Here we have to change our approach as Impact does not have a Tcl interface. However, this does allow us to explore another way of controlling applications. Impact has the ability to run a script file that consists of a series of commands. These are not Tcl commands, but we can use Tcl to construct this file. We can then run Impact from with the Tcl script. Let's see how.
First we need to open a file that will become the Impact script. We do this with the open command:

if {[catch {set f_id [open $impact_script_filename w]} msg]} {
  puts "Can't create $impact_script_filename"
  puts $msg

What's going on here? The open command returns a handle to the file which we put in the variable "f_id". If open fails it would stop the script; this is probably the best thing to do here, but in general you may want to trap errors and continue with other things. That's what catch can do; it will return a non-zero error code if the command it runs (in this case the open) fails, and it places any error message from that command in the variable that here we have called "msg". Hence, if the open fails $msg will contain the reason why.
How do we write text to the file? With the puts command. Earlier we used it to write text to the console, but here we see an addition:

puts $f_id "addDevice -position 1 -file $bit_filename"

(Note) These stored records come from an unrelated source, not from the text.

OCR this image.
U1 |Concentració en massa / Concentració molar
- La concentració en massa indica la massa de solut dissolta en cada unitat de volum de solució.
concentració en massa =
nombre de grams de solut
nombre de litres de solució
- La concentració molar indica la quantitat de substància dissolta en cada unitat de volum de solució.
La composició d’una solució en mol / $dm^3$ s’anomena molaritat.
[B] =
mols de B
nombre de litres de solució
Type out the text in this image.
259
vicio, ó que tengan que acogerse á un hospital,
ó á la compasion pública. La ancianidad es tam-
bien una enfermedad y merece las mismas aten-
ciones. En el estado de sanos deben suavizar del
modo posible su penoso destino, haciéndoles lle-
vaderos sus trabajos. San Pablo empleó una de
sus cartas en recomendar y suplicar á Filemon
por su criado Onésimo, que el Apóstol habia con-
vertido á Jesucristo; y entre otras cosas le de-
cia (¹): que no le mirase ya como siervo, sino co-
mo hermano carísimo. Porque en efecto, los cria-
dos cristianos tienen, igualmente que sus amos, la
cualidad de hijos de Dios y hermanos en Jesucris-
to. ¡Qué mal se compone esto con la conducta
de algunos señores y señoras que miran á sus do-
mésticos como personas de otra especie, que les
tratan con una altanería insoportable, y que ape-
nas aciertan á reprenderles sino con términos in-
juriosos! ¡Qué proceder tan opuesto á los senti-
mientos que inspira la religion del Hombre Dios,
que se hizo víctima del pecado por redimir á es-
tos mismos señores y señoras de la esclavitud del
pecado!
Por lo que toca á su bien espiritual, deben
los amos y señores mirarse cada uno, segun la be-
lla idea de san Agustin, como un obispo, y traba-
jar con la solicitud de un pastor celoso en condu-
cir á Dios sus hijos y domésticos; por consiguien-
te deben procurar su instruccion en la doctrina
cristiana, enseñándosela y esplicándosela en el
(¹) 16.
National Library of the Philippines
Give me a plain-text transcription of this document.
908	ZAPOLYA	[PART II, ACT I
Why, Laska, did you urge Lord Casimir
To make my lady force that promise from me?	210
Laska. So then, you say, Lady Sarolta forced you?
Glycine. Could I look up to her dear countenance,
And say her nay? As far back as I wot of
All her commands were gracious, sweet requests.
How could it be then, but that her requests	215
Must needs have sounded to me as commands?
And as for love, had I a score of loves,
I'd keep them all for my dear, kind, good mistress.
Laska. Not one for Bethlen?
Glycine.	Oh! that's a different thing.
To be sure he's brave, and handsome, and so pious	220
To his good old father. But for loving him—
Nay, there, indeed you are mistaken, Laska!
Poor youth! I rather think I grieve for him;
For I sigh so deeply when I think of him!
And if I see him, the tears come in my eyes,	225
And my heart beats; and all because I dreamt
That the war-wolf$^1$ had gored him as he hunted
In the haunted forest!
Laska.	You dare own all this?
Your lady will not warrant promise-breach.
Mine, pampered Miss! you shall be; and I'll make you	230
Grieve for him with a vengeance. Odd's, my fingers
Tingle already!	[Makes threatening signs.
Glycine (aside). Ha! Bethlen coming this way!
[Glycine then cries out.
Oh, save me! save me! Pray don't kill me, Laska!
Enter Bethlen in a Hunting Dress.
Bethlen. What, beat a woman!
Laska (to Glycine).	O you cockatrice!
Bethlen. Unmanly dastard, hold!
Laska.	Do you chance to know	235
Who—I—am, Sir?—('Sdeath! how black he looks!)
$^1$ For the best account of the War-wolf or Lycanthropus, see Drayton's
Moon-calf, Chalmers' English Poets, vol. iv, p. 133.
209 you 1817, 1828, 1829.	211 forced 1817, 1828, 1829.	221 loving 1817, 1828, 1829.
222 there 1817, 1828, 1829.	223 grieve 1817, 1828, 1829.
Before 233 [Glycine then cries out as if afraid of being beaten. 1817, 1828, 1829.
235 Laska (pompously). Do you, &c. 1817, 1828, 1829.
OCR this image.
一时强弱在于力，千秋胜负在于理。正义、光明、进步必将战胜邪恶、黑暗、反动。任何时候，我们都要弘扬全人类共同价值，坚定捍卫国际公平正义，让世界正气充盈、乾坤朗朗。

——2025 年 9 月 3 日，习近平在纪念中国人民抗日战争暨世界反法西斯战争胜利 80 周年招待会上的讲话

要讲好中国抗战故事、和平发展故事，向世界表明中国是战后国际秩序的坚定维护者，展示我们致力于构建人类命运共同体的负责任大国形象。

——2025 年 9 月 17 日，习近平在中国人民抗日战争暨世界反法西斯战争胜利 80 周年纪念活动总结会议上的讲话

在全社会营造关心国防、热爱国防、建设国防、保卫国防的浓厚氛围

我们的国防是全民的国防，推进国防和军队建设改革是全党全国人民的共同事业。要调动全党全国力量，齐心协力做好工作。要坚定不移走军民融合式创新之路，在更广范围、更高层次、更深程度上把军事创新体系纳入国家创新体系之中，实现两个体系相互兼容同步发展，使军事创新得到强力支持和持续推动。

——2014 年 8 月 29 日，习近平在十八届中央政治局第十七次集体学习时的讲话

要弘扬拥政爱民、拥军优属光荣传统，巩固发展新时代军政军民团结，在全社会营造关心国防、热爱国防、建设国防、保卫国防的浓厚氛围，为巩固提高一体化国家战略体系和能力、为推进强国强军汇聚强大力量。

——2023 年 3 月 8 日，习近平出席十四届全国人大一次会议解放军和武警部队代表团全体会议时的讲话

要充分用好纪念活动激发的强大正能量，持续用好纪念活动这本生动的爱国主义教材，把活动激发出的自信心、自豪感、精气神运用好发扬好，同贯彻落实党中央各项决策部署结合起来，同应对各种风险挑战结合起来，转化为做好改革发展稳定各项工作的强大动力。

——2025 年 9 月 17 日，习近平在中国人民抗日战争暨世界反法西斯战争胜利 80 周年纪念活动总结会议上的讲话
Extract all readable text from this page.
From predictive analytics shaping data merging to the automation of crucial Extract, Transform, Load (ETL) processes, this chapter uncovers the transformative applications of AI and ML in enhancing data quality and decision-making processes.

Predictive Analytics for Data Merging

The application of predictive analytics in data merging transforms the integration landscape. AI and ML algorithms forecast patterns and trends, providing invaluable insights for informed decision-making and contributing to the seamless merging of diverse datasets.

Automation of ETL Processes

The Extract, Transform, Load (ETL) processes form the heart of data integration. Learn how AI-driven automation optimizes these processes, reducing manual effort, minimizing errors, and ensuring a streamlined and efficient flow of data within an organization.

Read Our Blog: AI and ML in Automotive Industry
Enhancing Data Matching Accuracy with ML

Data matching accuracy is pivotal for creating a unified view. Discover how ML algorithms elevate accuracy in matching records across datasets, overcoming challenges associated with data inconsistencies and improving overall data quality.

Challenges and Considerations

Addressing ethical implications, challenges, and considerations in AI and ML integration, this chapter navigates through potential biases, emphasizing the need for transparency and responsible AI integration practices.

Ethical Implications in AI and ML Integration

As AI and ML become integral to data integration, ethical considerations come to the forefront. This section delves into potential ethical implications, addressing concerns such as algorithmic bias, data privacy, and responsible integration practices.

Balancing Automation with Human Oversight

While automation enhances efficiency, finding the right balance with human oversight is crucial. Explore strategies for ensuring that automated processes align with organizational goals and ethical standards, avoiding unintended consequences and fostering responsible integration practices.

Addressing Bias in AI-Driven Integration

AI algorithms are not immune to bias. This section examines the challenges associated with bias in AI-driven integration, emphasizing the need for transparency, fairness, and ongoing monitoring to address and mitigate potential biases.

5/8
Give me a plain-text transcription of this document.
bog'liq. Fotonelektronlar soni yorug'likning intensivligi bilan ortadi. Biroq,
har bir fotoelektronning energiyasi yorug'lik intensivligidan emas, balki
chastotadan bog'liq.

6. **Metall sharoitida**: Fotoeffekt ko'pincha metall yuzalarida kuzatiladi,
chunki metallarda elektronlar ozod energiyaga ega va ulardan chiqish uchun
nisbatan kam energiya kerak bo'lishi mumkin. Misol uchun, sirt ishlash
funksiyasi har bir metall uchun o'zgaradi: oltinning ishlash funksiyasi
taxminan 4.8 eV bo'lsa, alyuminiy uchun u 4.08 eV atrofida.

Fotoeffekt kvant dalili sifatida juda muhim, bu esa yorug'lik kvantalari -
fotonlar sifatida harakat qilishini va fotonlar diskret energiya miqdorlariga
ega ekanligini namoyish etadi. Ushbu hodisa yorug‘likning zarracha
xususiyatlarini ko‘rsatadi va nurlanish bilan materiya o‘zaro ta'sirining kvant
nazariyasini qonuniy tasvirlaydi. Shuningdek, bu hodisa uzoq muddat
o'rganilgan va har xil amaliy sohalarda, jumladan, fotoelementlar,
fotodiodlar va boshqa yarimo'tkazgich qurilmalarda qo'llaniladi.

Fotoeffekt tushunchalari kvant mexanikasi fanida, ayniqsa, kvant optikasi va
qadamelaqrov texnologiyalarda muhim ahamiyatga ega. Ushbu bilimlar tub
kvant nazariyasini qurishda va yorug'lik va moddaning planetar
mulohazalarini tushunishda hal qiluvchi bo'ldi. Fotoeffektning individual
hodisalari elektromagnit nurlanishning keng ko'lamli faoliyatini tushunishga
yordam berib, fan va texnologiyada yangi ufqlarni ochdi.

Well, it's not really an addition: the default destination of a puts command is the standard output, so if we leave off the second argument then STOUT is where the output goes. The line above uses a second argument, so the text is written to the file given by $f_id instead. After we have written the required command to the Impact script we should close the file.
Now we have to start Impact. There are several ways of calling external programs from Tcl; the easiest is to use the exec command, which runs the external program, waits for it to finish and returns all its output. This is acceptable for quick programs but not for anything more complicated, as you cannot direct any input to the program or control it while it is running. More flexibility is provided by using open, but this time as a pipe from the program:

set impact_p [open "|impact -batch $impact_script_filename" r]

This line starts Impact with the script, and returns its output to the variable "impact_p". The benefit of using the pipe is that we can now watch the STDOUT of the tool from within our Tcl script:

while {![eof $impact_p]} { gets $impact_p line ; puts $line }

This code writes each line of Impact's output to the Tcl script's own standard output. The command eof returns true when the external program finishes. This approach will not work if the external program requires some interaction because that program will not tell you when it requires some input. In our case, however, this is fine, because we want the Impact script to run until completion.